By solving the equation of motion for a physical system, you can get the solution $x(t)$ that describes the behavior of that system. Both Newtonian and Lagrangian methods give you a means to get the equation of motion. In the former, you have F=ma at disposal whereas, for the latter, you have the Euler-Lagrange equation. However, for rendering the E-L equation to be giving the equation of motion, the Lagrangian, L is needed, which you construct by the formula L=T-V. Therefore, speaking of the Lagrangian method entirely, basically, the Lagrangian comes before the equation of motion as you can't know the equation of motion in the first place. On the other hand, if you have known the equation of motion for a physical system, it is always an intriguing endeavor to find out the appropriate Lagrangian that leads to the known equation of motion. In the end, we are interested in the equation of motion for that system as well as the solutions.

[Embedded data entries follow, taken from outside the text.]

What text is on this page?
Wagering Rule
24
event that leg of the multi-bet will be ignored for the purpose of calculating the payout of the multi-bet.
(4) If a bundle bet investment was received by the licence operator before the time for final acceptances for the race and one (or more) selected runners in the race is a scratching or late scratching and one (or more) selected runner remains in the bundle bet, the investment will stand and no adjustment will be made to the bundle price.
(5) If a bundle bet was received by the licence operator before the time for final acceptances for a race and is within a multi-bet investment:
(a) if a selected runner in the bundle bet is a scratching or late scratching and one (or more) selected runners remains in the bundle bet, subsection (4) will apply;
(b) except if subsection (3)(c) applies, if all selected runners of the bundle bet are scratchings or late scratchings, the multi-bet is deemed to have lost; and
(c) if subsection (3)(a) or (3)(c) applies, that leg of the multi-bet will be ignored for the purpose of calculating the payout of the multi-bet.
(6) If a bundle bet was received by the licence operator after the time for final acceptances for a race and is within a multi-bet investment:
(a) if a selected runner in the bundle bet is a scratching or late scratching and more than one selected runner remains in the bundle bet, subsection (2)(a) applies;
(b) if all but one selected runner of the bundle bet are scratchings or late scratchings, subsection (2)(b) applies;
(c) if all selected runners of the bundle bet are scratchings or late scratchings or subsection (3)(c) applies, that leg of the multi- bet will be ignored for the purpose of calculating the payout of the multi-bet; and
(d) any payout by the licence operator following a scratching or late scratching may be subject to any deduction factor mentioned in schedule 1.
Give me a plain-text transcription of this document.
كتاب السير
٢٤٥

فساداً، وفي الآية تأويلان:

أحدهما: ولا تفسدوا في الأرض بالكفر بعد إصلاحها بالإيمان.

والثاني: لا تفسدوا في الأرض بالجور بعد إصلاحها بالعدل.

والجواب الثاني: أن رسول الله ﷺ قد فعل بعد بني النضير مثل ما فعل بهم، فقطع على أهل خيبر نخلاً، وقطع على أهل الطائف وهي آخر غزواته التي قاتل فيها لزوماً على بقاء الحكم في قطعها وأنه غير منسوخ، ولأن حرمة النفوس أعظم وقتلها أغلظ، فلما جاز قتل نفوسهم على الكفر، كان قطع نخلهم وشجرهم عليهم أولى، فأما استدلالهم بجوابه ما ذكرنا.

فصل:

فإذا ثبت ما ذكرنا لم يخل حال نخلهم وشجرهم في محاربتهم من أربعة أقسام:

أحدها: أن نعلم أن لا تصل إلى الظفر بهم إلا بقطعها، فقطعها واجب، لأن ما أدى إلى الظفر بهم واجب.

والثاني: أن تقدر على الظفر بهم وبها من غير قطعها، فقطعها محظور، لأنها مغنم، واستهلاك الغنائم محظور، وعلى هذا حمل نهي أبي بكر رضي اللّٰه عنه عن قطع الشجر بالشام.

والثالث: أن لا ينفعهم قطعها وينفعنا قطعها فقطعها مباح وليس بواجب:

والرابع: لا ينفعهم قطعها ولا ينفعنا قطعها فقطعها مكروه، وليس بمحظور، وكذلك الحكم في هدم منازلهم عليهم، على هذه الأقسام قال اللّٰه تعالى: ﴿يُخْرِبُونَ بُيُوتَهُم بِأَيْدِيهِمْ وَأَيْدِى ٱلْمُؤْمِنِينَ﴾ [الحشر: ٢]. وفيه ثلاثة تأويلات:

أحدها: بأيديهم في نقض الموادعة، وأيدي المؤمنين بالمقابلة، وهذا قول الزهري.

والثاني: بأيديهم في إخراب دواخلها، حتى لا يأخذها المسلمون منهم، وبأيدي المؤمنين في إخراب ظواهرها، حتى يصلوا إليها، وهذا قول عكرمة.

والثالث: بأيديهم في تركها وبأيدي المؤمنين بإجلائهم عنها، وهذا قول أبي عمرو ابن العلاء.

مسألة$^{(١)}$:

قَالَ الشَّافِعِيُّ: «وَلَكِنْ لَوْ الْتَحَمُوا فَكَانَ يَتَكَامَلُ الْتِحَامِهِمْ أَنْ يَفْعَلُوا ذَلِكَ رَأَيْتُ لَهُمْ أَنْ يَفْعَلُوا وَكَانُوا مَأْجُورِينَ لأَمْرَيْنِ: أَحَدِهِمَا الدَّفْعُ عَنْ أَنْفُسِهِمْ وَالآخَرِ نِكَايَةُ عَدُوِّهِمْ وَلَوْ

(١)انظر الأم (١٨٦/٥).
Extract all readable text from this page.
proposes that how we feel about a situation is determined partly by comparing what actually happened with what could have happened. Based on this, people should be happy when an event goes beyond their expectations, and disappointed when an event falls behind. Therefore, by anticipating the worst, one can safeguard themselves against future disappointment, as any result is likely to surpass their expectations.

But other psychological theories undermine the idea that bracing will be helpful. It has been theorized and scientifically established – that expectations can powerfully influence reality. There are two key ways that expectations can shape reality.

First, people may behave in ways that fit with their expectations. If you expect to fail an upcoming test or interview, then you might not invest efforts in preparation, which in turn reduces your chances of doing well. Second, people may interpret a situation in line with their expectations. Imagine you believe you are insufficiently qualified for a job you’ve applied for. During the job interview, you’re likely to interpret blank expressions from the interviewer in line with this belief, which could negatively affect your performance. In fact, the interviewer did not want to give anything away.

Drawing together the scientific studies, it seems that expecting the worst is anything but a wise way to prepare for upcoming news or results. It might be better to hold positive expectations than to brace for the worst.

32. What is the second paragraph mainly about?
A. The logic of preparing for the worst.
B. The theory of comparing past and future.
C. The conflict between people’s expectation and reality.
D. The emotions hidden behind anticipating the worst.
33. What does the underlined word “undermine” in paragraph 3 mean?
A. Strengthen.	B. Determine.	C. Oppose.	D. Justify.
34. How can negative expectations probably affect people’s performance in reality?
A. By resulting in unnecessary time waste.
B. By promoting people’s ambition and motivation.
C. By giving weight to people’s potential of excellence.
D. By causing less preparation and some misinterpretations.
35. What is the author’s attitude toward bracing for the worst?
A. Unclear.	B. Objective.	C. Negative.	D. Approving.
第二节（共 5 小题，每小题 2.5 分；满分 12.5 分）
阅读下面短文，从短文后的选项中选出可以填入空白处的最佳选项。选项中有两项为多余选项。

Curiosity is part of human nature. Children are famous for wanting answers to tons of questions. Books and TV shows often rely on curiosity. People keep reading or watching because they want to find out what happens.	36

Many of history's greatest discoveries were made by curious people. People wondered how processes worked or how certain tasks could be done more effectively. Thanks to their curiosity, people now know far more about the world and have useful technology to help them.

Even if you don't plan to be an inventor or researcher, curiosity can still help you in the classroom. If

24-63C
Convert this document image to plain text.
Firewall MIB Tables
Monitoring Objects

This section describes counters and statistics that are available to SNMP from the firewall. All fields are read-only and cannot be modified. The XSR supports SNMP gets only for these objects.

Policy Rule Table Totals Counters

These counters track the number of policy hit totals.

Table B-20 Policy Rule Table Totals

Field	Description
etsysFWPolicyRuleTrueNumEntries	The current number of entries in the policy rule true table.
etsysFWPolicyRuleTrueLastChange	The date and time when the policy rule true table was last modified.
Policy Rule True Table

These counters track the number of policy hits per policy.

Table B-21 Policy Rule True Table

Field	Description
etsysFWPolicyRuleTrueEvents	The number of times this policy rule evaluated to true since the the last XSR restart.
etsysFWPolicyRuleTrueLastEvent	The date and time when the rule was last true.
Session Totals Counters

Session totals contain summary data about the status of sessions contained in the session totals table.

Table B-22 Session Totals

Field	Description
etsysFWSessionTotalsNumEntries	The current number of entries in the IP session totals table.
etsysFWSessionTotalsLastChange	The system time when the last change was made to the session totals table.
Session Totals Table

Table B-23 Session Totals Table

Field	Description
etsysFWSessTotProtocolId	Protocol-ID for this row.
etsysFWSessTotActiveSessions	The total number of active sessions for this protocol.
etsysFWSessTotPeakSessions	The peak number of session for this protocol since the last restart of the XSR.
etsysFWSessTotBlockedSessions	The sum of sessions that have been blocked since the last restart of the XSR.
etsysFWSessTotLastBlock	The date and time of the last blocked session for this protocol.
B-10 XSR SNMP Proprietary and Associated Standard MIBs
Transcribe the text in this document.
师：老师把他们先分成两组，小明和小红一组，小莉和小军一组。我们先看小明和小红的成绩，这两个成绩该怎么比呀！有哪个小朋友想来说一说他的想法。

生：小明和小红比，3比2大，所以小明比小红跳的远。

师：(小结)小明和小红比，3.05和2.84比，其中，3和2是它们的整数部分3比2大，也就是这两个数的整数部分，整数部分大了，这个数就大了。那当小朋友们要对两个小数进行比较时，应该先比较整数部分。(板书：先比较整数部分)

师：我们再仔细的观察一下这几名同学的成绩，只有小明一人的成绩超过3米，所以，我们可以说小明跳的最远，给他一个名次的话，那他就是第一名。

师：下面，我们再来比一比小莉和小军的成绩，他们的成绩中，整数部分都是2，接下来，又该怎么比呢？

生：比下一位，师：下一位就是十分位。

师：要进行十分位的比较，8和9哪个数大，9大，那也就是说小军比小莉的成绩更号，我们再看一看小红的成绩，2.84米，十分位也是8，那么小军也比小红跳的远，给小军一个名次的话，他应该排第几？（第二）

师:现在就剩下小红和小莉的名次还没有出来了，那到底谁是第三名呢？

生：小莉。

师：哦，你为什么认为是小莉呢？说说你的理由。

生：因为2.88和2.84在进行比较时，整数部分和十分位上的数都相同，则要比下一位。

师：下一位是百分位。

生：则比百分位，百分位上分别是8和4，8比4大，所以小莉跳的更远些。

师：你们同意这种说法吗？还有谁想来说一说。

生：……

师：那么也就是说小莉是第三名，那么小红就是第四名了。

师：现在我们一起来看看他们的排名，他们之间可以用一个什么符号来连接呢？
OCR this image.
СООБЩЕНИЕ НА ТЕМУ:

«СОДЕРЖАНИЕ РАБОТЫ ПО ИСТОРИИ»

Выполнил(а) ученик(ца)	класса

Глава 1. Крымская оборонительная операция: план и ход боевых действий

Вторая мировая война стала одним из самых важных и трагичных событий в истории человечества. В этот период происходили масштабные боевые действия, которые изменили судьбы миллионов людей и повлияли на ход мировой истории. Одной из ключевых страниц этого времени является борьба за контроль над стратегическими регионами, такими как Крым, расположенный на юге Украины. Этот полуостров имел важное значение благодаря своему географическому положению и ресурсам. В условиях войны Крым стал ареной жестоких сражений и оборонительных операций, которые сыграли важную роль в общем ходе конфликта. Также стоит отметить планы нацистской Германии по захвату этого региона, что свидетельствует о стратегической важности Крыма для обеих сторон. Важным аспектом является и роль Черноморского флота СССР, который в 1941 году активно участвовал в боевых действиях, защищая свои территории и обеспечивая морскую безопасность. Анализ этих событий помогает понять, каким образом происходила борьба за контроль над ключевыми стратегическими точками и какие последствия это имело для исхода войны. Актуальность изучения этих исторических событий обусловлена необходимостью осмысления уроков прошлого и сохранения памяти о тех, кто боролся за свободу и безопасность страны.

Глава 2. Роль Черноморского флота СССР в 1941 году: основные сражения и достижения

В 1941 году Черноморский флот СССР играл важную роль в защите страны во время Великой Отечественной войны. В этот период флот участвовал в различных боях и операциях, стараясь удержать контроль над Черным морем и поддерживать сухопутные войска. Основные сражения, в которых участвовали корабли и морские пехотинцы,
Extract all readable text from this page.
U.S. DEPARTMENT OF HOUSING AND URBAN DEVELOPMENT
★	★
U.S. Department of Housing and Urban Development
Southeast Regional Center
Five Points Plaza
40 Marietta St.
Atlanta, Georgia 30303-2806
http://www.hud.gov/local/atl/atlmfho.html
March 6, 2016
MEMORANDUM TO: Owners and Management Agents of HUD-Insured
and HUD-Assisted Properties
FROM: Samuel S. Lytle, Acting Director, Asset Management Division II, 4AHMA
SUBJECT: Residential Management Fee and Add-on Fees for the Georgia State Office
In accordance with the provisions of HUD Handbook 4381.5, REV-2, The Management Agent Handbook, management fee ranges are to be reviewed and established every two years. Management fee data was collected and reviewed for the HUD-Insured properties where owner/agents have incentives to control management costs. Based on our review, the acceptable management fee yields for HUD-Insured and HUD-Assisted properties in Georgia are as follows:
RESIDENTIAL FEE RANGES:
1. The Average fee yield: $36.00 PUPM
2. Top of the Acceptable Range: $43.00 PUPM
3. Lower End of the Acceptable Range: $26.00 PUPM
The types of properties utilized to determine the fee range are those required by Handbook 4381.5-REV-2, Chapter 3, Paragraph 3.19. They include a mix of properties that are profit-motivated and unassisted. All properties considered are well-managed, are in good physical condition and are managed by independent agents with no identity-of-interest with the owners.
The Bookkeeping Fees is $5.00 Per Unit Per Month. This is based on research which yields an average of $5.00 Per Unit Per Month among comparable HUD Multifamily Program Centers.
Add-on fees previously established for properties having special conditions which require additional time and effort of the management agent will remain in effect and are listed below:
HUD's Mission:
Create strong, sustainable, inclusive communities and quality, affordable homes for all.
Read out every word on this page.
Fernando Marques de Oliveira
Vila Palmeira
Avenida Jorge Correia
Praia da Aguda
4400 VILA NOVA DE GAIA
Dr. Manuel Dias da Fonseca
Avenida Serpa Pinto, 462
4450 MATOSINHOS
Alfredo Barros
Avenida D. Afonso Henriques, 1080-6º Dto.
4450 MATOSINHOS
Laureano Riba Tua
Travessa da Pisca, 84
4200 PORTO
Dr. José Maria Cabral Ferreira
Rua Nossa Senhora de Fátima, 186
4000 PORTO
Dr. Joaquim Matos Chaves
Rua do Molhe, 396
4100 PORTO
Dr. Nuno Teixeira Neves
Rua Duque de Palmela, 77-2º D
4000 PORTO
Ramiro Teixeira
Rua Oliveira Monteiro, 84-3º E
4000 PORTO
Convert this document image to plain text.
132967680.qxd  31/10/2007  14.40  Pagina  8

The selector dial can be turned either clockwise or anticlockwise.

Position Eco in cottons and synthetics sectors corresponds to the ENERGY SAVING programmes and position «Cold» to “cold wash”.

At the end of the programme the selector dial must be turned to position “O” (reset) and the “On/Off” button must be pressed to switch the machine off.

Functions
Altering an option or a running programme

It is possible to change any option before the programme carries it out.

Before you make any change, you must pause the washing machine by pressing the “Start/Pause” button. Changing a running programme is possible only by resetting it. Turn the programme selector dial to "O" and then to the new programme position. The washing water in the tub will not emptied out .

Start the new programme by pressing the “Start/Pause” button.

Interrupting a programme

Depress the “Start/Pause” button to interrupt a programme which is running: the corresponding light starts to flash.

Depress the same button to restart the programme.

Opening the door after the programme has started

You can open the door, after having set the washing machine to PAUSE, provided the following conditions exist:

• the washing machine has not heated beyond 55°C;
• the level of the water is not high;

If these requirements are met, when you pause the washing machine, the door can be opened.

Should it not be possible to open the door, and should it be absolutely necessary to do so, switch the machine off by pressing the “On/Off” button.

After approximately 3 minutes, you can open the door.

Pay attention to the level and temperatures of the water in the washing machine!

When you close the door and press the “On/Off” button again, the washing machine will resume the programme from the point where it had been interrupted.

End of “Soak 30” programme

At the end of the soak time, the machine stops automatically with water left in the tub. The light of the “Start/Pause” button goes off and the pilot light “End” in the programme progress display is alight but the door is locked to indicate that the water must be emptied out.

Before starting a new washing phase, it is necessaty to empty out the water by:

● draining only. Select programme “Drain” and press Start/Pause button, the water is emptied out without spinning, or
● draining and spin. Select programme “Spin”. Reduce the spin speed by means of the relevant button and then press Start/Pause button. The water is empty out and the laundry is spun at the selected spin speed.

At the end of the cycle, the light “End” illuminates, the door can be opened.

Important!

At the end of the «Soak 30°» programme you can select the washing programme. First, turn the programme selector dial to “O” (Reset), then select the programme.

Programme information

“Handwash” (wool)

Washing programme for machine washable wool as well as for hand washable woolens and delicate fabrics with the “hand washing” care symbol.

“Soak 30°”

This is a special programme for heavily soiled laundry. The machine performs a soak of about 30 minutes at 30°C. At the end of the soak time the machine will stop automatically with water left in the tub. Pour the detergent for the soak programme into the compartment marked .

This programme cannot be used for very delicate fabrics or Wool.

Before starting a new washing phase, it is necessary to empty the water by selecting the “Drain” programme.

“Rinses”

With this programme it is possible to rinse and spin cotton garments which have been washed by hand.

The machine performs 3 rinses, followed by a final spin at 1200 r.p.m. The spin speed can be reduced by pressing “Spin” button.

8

Historically, Newtonian formalism came before Lagrangian formalism. It was only when the investigation of geometrical optics via Fermat principle and mechanics via Maupertuis's principle that the variational principle approach started and ultimately lead to Lagrange formalism and then the Hamiltonian approach. For gaining a little insight into these two different formalisms (Newtonian and Lagrangian), it is good to compare how they lead to the equation of motion. In Langrangian formalism, the notion of force is absent, and only generalized coordinates and generalized velocities are used. This gives an edge to it over the Newtonian counterpart as it can be generalized to a broader class of systems, not just the mechanical ones. For instance, the Lagrangian approach can lead to the 'equation of motion' for classical electrodynamics, namely Maxwell's equations if the scalar potential and vector potential are chosen as generalized coordinates. All these cannot be done by using the Newtonian approach except that the Lorentz force law. Note that the Lorentz force law can also be derived by the Lagrangian approach, though this time the position of particles is chosen as generalized coordinates.

Therefore, conceptually speaking, the Lagrangian approach is more fundamental than Newtonian formalism as it can lead to the equation of motion in many branches of physics. It is clear now that the equation of motion the Lagrangian formalism derived not just applies to particles, but fields as well. Mathematically speaking, these 2 approaches are equivalent in the sense that they could lead to each other mathematically, although the conceptual leap from Newtonian to Lagrangian is larger than the other way around.

If you have the equation of motion for a given system, you could still seek its Lagrangian to spot out the symmetry and its implication(s). One simple example is classical electrodynamics again. By using the Lagrangian formulation of electrodynamics, the fact that the requirement of gauge invariance implies charge conservation can be derived. The Lagrangian is not unique since there could be more than one Lagrangian that lead to the same EOM. Consider the Lagrangian functions $L(q,\dot q,t)$and $L'(q,\dot q,t)$ related by $$L'(q,\dot q,t)=L(q,\dot q,t)+\frac{d}{dt}f(q,t).$$ Such Lagrangians are called equivalent in the sense described below. The actions $S$ and $S'$ $$S[q]=\int^{t_2}_{t_1} L(q,\dot q,t)dt,\qquad S'[q]=\int^{t_2}_{t_1} L(q,\dot q,t)dt.$$ only differs by a constant term, $$S'[q]-S[q]=f(q_2,t_2)-f(q_1,t_1),$$ where $q_2=q(t_2)$ and $q_1=q(t_1)$. So we have $$\delta S[q]=\delta S'[q].$$ For questions concerning the existence of some Lagrangian dynamics involving more than one, but not equivalent, Lagrangians, I am not sure about that.